RICHMOND, Va. – Faith leaders from Virginia and around the country convened in Washington D.C. on Thursday, to give statements to the Environmental Protection Agency (EPA) in support of its first-ever proposed limits on carbon dioxide emissions from new power plants.

The EPA says power plants in the United States emit 2 billion tons of carbon dioxide annually, an amount second only to China. The new limits would reduce that yearly total by an estimated 123 billion pounds. Trieste Lockwood, director of Virginia Interfaith Power & Light, was among those who testified at the hearing.

"We feel this is a good move in the right direction to protect our air quality for future generations, which is one of the reasons why the faith community is involved. It's just really time to take action – carbon pollution causes smog, which triggers a variety of respiratory problems, especially in children and the elderly."

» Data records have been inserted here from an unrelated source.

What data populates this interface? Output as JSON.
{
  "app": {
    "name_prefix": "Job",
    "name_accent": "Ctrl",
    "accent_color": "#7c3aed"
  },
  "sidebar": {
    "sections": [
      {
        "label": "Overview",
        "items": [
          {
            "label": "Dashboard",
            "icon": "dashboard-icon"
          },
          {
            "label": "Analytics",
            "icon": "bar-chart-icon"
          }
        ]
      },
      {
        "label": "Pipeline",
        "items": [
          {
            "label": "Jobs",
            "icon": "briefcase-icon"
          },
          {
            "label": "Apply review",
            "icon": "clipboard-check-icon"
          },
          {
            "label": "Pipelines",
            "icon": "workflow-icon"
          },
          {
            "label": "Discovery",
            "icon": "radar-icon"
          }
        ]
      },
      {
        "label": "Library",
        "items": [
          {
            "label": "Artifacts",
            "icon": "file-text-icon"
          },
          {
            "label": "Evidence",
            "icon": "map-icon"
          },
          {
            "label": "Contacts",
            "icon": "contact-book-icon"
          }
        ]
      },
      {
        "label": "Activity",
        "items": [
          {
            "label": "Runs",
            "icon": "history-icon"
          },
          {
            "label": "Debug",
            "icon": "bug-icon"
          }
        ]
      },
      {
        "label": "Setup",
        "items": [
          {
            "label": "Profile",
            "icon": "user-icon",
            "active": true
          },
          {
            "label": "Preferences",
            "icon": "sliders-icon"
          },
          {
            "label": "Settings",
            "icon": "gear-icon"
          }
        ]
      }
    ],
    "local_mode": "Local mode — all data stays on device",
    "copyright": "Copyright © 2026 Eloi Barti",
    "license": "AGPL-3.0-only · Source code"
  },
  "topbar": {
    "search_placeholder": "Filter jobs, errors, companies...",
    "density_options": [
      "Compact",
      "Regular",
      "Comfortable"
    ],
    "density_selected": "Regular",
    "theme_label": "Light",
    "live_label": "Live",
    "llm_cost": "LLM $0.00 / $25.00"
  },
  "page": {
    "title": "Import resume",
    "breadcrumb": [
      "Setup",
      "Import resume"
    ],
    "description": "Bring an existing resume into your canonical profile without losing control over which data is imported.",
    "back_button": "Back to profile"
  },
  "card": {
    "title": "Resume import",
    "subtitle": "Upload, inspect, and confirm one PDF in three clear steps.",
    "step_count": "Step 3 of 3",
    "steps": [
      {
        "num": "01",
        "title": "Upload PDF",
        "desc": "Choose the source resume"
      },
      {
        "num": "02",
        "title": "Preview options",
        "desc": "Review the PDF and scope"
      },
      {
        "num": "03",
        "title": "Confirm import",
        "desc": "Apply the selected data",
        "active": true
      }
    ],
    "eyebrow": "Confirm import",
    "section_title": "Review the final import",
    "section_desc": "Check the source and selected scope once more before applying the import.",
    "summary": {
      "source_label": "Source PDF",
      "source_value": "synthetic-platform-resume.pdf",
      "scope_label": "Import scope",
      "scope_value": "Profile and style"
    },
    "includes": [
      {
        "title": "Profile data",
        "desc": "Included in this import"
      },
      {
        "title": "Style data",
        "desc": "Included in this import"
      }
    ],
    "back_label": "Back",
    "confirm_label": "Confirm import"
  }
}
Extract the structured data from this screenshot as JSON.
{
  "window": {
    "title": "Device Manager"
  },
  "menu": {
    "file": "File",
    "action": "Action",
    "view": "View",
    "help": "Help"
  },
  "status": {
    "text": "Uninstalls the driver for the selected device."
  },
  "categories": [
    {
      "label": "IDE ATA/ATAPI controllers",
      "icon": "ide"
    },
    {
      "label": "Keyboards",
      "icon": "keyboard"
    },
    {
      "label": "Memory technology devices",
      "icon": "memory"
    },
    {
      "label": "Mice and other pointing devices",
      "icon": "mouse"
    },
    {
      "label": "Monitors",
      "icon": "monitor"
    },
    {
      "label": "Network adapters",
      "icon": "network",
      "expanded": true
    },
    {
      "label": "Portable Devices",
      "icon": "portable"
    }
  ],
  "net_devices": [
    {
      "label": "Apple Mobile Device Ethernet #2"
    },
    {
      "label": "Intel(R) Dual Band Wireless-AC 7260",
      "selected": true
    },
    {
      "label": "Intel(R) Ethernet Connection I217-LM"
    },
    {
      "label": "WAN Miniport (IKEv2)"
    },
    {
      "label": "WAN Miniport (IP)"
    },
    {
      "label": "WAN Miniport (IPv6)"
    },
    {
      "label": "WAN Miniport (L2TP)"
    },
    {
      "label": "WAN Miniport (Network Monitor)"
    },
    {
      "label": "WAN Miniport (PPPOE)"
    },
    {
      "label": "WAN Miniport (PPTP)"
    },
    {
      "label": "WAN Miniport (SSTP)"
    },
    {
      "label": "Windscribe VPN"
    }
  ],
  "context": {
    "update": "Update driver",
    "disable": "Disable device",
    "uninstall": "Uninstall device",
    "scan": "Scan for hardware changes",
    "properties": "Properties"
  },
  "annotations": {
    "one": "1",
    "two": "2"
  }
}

While not everyone agrees about the need for government involvement and regulations, Rev. Paul McAllister with the Church of God, says the scientific evidence of the harmful effects of carbon pollution are clear. He points out that we already have the technology needed for the new plants, and sees pollution limits as a social justice issue.

"We are a vast country with many resources and this is the right thing to do, going forward. I am pleased that the EPA recognizes that it would not be very cost-effective to require older power plants to update their systems."

According to the Center for American Progress, some companies that have new coal-powered plants in the works are considering switching from coal to natural gas, which is cheaper and cleaner to produce.

If enacted, the new rule would limit new power plants to releasing no more than 1,000 pounds of carbon per megawatt hour of power produced. The public comment period on the EPA carbon pollution rule ends on June 25.